The train started "after eight" on Monday evening. The English boys at
the Rest house were very good to us, adding to our small stock of
necessities a "Tommy's treasure," two mackintosh capes, and some oxo
cubes. One youth said, "You won't want to travel a second time on a
Serbian luggage train"; then ruefully, "I've done it! The shunting,
phew!"
A Serbian railway station is a public meeting-place; along the platform,
but railed off from the train, is a restaurant which is one of the favourite
cafés of the town. It is such fun to the still childish Serbian mind to sit

sipping beer or wine and watch the trains run about, and hear the
whistles. We had our supper amongst the gay crowd, and then pushed
out into the darkened goods station to find our travelling bedroom, for
we were to sleep in the waggons--beds and mattresses having been
provided--and we had borrowed blankets from the Rest house.

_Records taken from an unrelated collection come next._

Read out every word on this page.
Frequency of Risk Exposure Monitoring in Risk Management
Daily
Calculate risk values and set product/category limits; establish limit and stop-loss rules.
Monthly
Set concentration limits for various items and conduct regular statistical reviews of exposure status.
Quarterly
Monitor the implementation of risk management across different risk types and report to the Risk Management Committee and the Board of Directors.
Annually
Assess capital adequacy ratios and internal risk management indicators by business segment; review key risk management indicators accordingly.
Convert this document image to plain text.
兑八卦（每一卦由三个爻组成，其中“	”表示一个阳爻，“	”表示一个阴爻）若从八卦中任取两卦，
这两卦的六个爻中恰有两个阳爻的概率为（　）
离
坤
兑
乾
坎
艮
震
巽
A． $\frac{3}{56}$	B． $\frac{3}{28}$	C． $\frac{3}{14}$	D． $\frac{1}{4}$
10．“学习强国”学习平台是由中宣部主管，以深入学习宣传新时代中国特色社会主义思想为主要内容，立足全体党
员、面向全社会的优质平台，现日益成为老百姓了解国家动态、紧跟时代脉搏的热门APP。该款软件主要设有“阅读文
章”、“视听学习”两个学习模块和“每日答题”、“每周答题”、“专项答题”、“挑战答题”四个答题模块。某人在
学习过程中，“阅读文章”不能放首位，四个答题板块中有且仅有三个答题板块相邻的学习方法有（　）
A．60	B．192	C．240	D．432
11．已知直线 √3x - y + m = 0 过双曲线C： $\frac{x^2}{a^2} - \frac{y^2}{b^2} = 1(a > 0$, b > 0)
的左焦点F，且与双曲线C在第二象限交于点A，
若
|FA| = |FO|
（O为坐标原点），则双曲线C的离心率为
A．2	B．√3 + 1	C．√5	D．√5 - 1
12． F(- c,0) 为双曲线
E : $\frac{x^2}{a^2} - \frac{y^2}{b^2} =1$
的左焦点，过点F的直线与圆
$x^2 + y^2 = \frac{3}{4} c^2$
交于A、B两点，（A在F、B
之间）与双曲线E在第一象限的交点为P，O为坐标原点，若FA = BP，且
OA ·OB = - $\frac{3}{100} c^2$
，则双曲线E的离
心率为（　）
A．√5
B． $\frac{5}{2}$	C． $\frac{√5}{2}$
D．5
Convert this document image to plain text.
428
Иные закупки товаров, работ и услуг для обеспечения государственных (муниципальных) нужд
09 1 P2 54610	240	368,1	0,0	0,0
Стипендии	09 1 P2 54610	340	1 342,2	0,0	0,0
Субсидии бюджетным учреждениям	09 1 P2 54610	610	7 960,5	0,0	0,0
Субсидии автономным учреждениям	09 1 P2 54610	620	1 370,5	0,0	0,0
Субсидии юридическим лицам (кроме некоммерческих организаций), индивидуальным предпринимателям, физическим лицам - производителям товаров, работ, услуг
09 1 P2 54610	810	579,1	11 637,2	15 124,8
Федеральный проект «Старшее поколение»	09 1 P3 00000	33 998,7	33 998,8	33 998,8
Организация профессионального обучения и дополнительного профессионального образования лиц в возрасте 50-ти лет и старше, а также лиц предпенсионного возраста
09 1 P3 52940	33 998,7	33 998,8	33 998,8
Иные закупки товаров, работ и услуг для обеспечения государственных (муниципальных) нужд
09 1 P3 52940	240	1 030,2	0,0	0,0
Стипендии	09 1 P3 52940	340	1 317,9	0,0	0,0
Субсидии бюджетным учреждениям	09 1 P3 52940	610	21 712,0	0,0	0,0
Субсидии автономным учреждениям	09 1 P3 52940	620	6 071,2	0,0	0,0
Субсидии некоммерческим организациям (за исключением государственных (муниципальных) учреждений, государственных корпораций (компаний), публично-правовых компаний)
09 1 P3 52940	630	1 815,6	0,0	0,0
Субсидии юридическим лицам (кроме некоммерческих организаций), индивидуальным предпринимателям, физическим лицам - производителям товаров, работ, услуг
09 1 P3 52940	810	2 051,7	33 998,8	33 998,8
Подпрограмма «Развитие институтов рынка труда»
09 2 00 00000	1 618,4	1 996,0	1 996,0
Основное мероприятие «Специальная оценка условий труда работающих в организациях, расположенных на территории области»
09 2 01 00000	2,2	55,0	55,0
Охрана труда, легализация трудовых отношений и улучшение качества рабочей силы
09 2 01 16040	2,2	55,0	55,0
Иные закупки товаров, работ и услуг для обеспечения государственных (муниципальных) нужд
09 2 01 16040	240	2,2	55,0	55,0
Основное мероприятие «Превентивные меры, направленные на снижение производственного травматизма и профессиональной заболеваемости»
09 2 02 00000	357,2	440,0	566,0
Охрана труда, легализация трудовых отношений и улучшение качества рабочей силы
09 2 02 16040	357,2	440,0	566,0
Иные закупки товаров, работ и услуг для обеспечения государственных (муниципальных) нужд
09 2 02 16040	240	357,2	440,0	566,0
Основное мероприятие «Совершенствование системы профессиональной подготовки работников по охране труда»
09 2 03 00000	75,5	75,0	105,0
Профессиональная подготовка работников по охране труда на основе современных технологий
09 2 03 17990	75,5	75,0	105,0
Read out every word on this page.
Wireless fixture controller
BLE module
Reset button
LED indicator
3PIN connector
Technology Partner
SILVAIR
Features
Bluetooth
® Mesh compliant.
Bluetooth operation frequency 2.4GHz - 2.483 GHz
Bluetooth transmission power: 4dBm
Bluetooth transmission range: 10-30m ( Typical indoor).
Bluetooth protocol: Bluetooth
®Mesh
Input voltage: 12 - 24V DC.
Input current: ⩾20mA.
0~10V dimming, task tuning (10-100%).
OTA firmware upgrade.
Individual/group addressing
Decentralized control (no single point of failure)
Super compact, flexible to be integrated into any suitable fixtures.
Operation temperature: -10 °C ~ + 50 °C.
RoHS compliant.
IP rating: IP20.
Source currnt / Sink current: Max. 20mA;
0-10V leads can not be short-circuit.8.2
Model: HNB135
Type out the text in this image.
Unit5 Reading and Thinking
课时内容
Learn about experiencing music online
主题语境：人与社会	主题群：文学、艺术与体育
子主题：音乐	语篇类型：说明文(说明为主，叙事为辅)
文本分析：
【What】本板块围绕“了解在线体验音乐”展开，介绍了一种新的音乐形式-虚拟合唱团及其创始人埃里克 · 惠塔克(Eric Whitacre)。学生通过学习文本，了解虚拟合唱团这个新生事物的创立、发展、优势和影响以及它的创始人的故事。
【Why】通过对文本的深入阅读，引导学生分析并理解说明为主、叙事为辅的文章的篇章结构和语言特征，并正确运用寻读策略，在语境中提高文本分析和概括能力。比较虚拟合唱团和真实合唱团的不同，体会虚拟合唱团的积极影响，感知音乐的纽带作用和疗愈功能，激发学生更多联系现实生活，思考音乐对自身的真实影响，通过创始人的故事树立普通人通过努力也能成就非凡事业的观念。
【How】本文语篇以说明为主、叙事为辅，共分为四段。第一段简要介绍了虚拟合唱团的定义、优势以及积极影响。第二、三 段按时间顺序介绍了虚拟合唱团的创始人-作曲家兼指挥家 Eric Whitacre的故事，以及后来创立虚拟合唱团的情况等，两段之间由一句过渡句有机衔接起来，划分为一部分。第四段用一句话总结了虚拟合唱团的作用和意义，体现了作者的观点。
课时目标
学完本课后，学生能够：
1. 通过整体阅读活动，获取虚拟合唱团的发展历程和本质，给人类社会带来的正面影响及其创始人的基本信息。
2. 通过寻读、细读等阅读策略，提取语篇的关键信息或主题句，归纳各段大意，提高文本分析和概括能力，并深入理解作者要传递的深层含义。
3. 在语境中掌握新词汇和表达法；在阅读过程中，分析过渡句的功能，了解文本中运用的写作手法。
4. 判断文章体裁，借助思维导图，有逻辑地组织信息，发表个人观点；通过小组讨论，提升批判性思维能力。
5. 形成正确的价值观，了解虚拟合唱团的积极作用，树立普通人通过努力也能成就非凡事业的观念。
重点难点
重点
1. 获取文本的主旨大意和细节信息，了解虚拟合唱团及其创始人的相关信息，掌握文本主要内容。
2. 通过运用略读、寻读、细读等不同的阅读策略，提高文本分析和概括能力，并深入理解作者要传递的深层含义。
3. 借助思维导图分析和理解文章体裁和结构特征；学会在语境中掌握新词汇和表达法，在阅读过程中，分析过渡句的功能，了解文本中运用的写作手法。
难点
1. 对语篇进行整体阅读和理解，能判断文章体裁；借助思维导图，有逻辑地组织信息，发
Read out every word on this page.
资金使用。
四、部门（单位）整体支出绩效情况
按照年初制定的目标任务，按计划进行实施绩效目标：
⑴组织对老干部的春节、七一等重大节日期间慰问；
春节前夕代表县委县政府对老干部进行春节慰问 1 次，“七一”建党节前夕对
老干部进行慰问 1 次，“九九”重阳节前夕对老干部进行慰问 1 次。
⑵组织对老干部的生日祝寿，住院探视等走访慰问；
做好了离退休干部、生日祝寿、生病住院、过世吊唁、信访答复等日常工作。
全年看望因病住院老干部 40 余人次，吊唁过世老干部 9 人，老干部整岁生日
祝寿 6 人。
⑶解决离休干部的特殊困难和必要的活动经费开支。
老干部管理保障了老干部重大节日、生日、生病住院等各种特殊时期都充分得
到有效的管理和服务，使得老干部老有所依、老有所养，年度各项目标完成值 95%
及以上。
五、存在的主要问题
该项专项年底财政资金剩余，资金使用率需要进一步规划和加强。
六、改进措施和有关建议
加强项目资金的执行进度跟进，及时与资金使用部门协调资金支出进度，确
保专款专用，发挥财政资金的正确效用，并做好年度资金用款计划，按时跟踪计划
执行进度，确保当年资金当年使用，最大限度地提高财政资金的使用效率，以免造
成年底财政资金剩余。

We found our truck and climbed in. There were certainly beds enough,
for there were thirty light iron folding bedsteads piled up at one end.
We chose two, and, not satisfied with the stacking of the others, Jan
repiled them, with an eye on what our friend had said about Serbian
shunting. Even then Jo was not happy about them.
We sat on our beds, reading or staring out of our open door at the
twinkle of the station lights, the moving flares of the engines, and the
fountains of sparks which rushed from their chimneys; listening to the
chains of bumps which denoted a shunting train. We heard another
chain of bumps, which rattled rapidly towards us and suddenly--a most
awful CRASH. The candle went out, and we were flung from bed on to
the floor. Our truck hurtled down the line at about thirty miles an hour,
and suddenly struck some solid object. Another wild crash, and the
whole twenty-eight beds flung themselves upon the place where we had
been, and smashed our couches to the ground.
We have read stories of the Spanish Inquisition about rooms which
grow smaller, and at last crush the unfortunate victim to a jelly: we can
now appreciate the feeling of the unfortunate victim aforesaid. There
were piles of packing-cases at either end of the van, and for the next
hour, as we were hurtled up and down by the Serbian engine-driver, at
each crash these packing-cases crept nearer and nearer. The beds had
fallen across the door, so it was impossible to escape. When the lower
cases had reached the beds they halted, but the upper ones still crept on
towards us. In the short, wild intervals of peace Jan tried to push the
cases back and restore momentary stability. In addition to diminishing
room, we were flung about with every crash, landing on the corner of a
packing-case, on the edge of an iron bedstead, and with each crash the
light went out. We will give not one jot of advantage to your prisoner
in the Spanish Inquisition, save that we escaped whereas he did not.